Survey of Defence Medical Services doctors - Final report
January 2008
Introduction
The BMA’s Armed Forces Committee (AFC) was established to consider matters relating to the medical branches of the armed forces and the medical branches of the reserve armed forces and so far as possible, to ensure that medical officers serving in the medical branches of the armed forces are not disadvantaged in relation to their civilian counterparts. The main focus of the AFC’s work has traditionally been the production of evidence to the Armed Forces Pay Review Body (AFPRB). This year we are keen to gather up-to-date information on issues facing all branches of practice, including both regulars and reservists, to provide robust and relevant evidence to the AFPRB.
Summary
- The BMA’s Health Policy and Economic Research Unit (HPERU) was commissioned by the Armed Forces Committee to undertake a survey of DMS doctors from all branches of practice (both Regulars and Reserves) on a range of issues relating to working lives of these doctors. A total of 375 completed responses to the questionnaire were received during November/December 2007. This report presents the findings from this survey.
- Respondents to the survey represent each of the three services: half were from the Army, a third from the Royal Navy and a fifth from the Royal Air Force. Four in five respondents were male and the average age was 40 years.
- A third of respondents were general practitioners (GPs), a third were junior doctors and a quarter of respondents were consultants. The most popular hospital specialties included anaesthetics and occupational medicine.
- Two in five respondents were on a full career commission, 29 per cent on an intermediate career commission and a quarter on a short service commission. Only 6 per cent of respondents were in the Reserves.
- Respondents of all grades (excluding Reserves) were asked to estimate the average number of hours per week they spent on a range of duties. The average time spent on all duties (including clinical work, admin, military non-clinical duties, paperwork and teaching) across all grades was 52.6 hours.
- The average number of days spent on deployment in the last year by all respondents was 34.3 days, but ranged from 21 days for junior doctors to 50.8 days for GPs. Other than time spent on deployment, respondents spent an average of 36.6 days on military activities in the last year.
- Two in five junior doctor respondents were working on a current banding of 2A or 2B and a further third did not know their current banding. A third of junior doctor respondents worked full shifts and a fifth worked partial shifts. The average reported number of hours of actual work carried out each week over a rota was 50.3 hours, and but the average reported hours on duty each week over a rota cycle was 48 hours.
- Consultant respondents worked an average of 11.4 Programmed Activities (PAs). The median rota commitment for rota duties was 1 in 7. Less than a fifth reported that they were currently in receipt of a clinical excellence award (CEA).
- Most GP respondents reported that they provided out-of-hours cover and all of these GPs reported that they use a cooperative to provide cover for the out-of-hours period. The average frequency of duty in the out-of-hours period was reported as 7.6 times per month. A quarter of GP respondents reported currently working as trainers and most intended to continue working as a GP trainer.
- Only 20 respondents were identified as being doctors in the Reserves. Respondents reported an average of 19.7 days spent on military training in the last year. Half of respondents in the Reserves have been mobilised since 2001.

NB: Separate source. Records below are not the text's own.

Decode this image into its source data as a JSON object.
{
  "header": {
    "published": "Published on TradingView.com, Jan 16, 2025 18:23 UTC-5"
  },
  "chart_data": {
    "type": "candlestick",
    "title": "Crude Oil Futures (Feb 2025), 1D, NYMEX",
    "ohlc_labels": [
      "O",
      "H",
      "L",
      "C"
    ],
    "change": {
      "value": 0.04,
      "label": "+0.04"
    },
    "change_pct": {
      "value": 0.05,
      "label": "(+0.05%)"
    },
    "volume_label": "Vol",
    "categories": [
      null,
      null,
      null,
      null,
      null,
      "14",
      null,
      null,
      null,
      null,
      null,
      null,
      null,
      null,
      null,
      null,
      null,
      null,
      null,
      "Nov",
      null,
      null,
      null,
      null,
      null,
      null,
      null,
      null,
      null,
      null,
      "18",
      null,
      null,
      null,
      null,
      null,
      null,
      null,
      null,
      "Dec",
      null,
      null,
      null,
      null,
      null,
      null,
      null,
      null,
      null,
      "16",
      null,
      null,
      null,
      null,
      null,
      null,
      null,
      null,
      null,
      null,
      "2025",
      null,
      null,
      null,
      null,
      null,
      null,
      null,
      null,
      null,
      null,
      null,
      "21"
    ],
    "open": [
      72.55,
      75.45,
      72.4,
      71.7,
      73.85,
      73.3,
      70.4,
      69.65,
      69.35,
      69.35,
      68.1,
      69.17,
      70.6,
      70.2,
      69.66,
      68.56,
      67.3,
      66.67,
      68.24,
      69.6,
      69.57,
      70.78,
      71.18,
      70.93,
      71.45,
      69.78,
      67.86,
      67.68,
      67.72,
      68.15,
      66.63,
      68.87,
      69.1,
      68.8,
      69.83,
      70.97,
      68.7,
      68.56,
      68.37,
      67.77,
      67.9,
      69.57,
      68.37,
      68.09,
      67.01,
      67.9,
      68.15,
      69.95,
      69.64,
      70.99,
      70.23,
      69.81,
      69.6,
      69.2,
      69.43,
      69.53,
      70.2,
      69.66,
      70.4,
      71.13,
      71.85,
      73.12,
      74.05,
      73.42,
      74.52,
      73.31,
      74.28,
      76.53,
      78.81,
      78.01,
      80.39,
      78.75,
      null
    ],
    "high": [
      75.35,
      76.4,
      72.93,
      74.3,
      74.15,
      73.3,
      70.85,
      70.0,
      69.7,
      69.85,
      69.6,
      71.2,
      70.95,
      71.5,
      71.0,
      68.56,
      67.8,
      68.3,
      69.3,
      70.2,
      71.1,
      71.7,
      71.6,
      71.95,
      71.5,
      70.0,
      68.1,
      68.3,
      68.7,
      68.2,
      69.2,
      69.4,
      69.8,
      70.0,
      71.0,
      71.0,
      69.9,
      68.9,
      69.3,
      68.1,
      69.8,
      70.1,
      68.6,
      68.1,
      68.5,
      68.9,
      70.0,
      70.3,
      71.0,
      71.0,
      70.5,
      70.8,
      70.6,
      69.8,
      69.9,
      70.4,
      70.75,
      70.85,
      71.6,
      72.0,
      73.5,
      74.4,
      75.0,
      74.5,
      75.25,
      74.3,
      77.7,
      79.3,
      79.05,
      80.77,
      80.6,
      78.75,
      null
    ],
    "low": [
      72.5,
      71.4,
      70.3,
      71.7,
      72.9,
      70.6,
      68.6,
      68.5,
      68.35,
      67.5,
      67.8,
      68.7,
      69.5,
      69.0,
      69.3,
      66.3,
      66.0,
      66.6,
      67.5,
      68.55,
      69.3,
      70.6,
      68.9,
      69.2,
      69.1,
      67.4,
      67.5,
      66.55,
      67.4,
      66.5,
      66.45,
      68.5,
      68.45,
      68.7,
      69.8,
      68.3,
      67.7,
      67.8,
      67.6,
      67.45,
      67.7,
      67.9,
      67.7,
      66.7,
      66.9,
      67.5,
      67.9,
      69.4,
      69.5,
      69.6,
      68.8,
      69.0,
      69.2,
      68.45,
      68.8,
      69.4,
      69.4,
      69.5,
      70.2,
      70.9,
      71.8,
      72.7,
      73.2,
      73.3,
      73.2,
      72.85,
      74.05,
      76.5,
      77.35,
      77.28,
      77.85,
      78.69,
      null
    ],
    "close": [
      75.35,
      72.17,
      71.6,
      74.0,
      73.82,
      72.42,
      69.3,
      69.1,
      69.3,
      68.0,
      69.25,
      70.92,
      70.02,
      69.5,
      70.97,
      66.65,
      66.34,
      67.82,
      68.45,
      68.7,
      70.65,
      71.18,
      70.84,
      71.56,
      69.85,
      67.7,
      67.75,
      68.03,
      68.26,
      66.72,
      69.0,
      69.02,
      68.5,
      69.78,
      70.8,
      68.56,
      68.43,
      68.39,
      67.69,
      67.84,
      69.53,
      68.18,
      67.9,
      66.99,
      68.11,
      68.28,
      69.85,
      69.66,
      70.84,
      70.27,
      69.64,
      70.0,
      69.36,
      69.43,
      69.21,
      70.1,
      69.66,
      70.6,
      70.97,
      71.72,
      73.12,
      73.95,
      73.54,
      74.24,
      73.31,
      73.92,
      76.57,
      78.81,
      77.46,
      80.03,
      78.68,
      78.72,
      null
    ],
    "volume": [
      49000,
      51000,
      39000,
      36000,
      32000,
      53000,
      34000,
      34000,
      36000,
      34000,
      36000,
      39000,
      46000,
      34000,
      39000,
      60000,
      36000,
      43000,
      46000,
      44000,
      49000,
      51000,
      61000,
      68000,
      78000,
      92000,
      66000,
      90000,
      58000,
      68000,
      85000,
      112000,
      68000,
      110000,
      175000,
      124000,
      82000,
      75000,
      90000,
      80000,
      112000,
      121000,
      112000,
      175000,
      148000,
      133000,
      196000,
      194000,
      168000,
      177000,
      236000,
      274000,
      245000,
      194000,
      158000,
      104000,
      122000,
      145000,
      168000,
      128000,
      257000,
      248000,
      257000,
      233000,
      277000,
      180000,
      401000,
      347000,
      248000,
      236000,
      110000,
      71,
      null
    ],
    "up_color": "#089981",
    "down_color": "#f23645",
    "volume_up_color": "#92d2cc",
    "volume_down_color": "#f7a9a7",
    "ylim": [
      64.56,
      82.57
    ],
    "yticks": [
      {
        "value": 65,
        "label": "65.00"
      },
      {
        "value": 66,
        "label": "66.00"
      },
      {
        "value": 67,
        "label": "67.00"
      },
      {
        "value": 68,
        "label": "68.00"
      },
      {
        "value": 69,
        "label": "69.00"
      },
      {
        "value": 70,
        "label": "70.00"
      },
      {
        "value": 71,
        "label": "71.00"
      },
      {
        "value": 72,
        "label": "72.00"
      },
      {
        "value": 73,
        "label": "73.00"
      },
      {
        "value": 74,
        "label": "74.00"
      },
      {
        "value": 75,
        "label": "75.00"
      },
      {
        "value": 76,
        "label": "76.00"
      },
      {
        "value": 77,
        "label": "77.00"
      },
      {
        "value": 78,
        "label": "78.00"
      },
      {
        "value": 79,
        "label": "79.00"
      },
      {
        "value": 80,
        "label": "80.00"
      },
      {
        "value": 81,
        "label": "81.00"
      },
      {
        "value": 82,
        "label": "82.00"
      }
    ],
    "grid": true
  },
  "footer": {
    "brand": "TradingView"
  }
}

- The desire of all respondents to practice medicine was somewhat greater than their desire to serve in the Armed Forces. Respondents were most dissatisfied with ‘overstretch’, ‘impact on spouse’s career’, ‘separation from family and impact on family life’ and ‘quality of accommodation’. The majority considered the ‘service lifestyle and ethos’ to be a positive aspect of service life.
- The DMS are currently involved in a greater degree of active service than many would have forseen a few years ago. Whilst a third of respondents reported that this had strengthened their desire to serve in the Armed Forces, this had weakened the desire to serve in the Armed Forces for 35 per cent of respondents.
- Respondents were asked about their future plans with regard to the DMS. Separation from family and the impact upon family life and overstretch were the main factors cited by respondents as influencing their morale to the extent that they would or have considered leaving the Armed Forces.
- Only a third of respondents reported no plans to leave the DMS, but almost two in five had plans to leave in the next 5 years. Most respondents who intended to leave the DMS, planned to do so through the end of a short or medium term commission or through premature voluntary release (PVR). Among those respondents who were not retiring at the end of a full commission, the main reasons for leaving the DMS included family/partner commitments and operational commitment/turbulence.
- Respondents were the asked if they planned to leave the Armed Forces, whether they would consider taking a commission in the Reserves. Only one in ten respondents reported that they intended to or were thinking of doing so.
- While two in five respondents reported satisfaction with their pay and allowance package, more than a third were dissatisfied.
- Only a third of respondents reported being on the new Pension scheme. Respondents who were on the old pension scheme were more likely to be satisfied with their Armed Forces Pension scheme arrangements, compared with those respondents on the new pension scheme. Three quarters of respondents stated that their Armed Forces Pension was important to their length of service decisions.